Redoubler de prudence
Les PME ne sont pas, ou peu, sensibilisées aux matières de sécurité informatique. Généralement, elles montrent déjà peu d’intérêt pour la protection de leurs actifs et l’analyse de risque lorsque les systèmes sont installés dans leurs murs. Alors quand ces systèmes et cette infrastructure sont “ailleurs”, elles n’y pensent même pas. Or, tout peut arriver. Et le passé montre que tous les problèmes possibles et imaginables se sont déjà produits, touchant petits et grands acteurs…”
Damien Hubaux (CETIC) distingue pour sa part deux types ou “niveaux” de cloud et, partant, de complexité et de risques pour les clients: “nombre de petites sociétés utilisent le cloud sans le savoir. Tout simplement en faisant appel à des services Gmail, Dropbox, Salesforce.”
Damien Hubaux (CETIC): “Dès l’instant où l’on fait un usage professionnel du cloud, il faut se poser des questions professionnelles. Par exemple, si la comptabilité est on-line, qu’advient-il en cas de faillite du prestataire? est-on certain de tout pouvoir récupérer?”

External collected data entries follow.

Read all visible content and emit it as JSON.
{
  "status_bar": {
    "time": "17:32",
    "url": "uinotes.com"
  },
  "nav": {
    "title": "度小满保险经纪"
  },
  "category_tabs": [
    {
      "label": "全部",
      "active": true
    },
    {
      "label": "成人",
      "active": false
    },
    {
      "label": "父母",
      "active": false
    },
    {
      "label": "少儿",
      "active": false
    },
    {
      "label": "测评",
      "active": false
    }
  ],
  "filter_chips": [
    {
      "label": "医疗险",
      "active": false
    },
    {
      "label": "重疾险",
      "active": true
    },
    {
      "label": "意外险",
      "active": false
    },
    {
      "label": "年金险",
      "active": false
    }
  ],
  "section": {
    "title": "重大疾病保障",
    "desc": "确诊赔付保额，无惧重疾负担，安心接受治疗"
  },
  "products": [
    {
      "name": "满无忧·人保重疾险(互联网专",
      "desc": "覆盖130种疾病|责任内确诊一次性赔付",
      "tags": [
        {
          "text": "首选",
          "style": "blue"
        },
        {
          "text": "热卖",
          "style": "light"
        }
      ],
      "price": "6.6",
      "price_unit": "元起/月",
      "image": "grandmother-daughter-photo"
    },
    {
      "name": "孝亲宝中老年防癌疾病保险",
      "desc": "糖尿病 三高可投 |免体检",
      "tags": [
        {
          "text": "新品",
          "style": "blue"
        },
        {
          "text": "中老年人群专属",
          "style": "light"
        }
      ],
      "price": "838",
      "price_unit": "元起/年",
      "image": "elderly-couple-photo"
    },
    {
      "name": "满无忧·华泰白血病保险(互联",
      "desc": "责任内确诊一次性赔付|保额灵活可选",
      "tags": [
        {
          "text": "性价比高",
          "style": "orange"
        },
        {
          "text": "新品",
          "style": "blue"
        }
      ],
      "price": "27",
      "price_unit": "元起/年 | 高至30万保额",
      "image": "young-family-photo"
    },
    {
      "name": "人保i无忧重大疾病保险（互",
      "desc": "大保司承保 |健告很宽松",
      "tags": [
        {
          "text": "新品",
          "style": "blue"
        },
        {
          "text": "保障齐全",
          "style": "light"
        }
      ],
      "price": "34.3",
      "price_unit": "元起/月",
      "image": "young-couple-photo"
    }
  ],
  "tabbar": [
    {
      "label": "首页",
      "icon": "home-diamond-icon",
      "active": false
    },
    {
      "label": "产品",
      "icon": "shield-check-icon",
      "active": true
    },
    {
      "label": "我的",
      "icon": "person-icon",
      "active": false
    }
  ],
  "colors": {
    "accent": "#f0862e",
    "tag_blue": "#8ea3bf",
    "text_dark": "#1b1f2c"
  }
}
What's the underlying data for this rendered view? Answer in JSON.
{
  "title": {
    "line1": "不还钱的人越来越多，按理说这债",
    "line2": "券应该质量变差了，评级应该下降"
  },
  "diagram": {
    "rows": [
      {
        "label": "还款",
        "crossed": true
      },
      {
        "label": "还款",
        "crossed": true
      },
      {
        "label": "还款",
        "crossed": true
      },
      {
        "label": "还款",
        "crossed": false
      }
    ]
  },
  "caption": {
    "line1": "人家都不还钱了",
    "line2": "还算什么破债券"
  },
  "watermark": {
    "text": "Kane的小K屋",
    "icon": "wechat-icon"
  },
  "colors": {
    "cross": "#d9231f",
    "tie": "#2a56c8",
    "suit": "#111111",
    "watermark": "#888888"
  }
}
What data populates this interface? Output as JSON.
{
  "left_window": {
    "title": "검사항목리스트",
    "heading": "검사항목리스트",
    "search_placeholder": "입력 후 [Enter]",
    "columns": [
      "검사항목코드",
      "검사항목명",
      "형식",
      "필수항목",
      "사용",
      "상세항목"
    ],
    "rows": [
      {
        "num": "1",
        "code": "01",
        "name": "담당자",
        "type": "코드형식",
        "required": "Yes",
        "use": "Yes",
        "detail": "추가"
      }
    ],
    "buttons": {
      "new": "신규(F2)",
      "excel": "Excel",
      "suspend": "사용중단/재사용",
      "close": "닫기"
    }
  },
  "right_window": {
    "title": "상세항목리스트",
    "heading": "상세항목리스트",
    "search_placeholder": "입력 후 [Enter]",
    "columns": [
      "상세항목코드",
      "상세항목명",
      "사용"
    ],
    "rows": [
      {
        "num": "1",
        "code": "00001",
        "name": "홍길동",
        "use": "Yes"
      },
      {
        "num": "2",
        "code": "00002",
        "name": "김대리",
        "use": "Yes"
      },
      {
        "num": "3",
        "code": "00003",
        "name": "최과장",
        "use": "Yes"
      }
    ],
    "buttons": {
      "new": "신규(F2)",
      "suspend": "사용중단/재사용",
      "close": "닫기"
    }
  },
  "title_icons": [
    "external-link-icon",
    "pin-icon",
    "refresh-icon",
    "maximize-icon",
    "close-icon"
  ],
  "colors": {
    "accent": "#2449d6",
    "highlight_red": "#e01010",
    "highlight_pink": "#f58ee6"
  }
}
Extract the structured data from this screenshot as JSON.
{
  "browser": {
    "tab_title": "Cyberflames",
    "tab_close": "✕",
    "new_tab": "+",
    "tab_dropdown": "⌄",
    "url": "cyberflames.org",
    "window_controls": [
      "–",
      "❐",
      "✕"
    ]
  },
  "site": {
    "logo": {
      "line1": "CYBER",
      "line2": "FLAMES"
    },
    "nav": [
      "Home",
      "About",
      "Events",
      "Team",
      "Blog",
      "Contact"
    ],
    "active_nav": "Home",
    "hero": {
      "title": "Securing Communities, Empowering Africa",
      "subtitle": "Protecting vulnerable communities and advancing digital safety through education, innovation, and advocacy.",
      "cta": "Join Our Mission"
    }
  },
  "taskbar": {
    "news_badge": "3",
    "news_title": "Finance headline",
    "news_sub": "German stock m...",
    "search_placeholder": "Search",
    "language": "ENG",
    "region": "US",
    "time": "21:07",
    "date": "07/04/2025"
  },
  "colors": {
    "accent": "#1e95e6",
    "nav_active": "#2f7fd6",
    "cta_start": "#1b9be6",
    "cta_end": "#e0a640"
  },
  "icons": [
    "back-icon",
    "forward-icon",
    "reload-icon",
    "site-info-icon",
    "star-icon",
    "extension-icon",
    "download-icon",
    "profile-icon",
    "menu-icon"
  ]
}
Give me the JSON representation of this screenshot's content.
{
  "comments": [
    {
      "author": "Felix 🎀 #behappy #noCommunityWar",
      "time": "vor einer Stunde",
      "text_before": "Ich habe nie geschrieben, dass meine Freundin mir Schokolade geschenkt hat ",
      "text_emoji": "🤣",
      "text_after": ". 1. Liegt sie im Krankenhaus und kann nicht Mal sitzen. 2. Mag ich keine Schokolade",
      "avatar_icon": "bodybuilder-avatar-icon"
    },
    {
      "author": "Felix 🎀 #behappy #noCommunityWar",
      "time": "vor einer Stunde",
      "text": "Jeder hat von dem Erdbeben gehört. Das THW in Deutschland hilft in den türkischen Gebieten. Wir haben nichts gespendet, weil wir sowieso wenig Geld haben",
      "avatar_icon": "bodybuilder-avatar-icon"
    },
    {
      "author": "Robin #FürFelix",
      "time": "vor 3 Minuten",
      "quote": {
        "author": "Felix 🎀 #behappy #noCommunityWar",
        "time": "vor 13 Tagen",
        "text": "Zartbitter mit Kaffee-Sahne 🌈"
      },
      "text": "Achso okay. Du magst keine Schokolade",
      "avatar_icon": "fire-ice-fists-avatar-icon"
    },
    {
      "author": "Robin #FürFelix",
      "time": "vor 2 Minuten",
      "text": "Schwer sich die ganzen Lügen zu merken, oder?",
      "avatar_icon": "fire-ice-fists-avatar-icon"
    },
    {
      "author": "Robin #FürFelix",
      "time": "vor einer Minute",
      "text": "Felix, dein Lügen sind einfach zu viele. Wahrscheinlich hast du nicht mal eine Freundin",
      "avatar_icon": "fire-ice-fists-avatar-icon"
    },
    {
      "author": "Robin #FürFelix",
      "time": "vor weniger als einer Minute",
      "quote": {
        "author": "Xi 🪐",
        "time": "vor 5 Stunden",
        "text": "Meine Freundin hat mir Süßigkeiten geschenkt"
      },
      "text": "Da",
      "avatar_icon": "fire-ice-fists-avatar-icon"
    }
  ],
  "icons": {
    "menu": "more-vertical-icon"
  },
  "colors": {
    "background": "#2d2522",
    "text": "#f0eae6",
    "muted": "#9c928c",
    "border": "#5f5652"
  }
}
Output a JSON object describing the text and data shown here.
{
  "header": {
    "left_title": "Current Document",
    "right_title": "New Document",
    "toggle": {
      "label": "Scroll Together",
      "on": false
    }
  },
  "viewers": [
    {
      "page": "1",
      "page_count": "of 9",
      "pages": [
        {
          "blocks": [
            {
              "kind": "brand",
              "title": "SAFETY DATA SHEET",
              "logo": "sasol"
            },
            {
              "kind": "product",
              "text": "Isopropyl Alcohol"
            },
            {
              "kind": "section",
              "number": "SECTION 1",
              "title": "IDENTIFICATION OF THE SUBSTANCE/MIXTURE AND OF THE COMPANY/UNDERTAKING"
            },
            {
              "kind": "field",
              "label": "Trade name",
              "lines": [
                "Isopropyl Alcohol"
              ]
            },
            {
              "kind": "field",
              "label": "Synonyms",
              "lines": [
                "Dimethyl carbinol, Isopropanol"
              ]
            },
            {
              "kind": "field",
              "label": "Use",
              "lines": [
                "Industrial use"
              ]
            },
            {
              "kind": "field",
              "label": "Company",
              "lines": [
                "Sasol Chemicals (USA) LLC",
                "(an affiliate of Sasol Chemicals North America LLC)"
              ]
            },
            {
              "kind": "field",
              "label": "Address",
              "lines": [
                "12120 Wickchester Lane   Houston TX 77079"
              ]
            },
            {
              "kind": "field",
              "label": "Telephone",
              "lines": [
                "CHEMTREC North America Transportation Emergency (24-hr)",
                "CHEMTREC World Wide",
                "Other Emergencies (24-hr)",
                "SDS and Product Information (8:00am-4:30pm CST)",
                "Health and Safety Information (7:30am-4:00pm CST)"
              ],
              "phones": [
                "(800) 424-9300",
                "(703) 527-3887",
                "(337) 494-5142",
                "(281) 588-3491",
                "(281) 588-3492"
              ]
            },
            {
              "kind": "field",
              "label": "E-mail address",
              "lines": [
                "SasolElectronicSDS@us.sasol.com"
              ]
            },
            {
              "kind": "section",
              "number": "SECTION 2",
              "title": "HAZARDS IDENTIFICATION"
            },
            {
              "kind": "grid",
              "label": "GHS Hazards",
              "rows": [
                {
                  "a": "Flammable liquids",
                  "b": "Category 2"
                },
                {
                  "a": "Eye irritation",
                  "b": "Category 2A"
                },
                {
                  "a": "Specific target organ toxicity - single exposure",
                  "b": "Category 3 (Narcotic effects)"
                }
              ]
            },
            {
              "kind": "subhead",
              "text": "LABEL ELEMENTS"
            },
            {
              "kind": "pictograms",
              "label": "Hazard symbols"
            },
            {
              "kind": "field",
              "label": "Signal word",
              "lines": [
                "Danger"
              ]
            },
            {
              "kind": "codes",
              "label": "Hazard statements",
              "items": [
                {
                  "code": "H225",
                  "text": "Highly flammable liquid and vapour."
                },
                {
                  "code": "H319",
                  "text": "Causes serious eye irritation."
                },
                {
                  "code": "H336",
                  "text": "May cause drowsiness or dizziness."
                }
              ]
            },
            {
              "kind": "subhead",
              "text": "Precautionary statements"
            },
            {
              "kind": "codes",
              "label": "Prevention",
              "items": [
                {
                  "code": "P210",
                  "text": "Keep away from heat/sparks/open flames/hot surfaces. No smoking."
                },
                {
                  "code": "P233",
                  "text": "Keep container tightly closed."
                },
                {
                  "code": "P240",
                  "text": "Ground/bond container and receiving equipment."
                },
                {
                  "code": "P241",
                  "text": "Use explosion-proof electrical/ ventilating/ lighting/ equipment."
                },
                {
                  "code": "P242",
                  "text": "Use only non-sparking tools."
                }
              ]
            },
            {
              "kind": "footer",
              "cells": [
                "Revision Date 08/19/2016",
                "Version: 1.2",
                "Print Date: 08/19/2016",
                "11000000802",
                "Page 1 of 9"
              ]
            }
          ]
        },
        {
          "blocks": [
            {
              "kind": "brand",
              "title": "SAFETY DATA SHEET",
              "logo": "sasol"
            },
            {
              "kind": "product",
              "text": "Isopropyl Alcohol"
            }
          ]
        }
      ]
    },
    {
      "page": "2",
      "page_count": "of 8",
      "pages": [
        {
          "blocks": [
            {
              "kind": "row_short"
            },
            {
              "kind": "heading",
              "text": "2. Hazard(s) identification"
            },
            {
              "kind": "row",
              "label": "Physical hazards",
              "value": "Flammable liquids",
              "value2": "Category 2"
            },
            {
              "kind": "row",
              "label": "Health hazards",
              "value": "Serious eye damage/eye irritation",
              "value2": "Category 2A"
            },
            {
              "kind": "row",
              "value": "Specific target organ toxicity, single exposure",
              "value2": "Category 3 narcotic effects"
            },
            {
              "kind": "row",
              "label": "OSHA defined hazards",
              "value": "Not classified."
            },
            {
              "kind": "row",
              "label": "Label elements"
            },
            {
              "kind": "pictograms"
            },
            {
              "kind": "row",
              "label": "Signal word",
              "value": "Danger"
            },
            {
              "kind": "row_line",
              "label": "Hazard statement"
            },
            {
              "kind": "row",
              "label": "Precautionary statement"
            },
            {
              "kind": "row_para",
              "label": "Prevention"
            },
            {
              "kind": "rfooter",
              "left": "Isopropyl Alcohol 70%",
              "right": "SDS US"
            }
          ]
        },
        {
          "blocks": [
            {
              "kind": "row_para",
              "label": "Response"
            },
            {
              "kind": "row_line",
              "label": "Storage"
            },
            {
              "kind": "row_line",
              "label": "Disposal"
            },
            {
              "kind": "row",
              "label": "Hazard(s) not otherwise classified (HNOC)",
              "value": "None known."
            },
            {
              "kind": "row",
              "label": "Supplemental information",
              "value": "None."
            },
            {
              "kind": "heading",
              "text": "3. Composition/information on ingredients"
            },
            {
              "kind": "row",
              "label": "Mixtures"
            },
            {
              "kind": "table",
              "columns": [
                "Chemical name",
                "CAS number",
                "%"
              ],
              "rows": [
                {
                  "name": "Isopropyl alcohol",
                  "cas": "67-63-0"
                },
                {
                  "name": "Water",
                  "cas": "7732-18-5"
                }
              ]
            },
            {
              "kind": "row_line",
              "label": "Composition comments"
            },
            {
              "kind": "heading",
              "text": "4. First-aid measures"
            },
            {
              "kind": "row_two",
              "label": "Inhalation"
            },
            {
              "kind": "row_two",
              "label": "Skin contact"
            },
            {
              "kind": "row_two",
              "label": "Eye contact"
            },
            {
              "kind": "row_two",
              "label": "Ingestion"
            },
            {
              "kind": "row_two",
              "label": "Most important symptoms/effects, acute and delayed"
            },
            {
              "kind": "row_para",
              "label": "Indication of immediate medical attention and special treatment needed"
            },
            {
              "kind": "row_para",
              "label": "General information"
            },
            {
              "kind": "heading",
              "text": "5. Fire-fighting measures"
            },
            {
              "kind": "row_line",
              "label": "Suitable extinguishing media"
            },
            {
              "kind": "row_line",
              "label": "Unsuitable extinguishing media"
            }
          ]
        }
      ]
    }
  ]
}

En matière de sécurité et de mesures de précaution à prendre, une lecture intéressante est celle d’un livre blanc publié fin 2011 par le NIST (National Institute of Standards and Technology) du Département américain du Commerce. Voici le lien pour télécharger le document.
“Courtier” de nuages
La compréhension qu’a une PME des rouages, des conditions de gestion de ses services est bien souvent réduite. Elle a tout intérêt à recourir à un intermédiaire qui pourra vérifier le bon fonctionnement des processus, évaluer la manière de les faire évoluer dans le temps, suivre l’évolution technologique- ou stratégique- du ou des prestataires cloud, dialoguer efficacement avec les préposés de la hotline (à condition qu’elle soit prévue) en cas d’incident…
Si le marché belge, notamment sans doute par manque d’opportunités, n’a pas encore vu apparaître de tels “cloud brokers”, plusieurs observateurs estiment que ce n’est qu’une question de temps avant que ce phénomène se matérialise.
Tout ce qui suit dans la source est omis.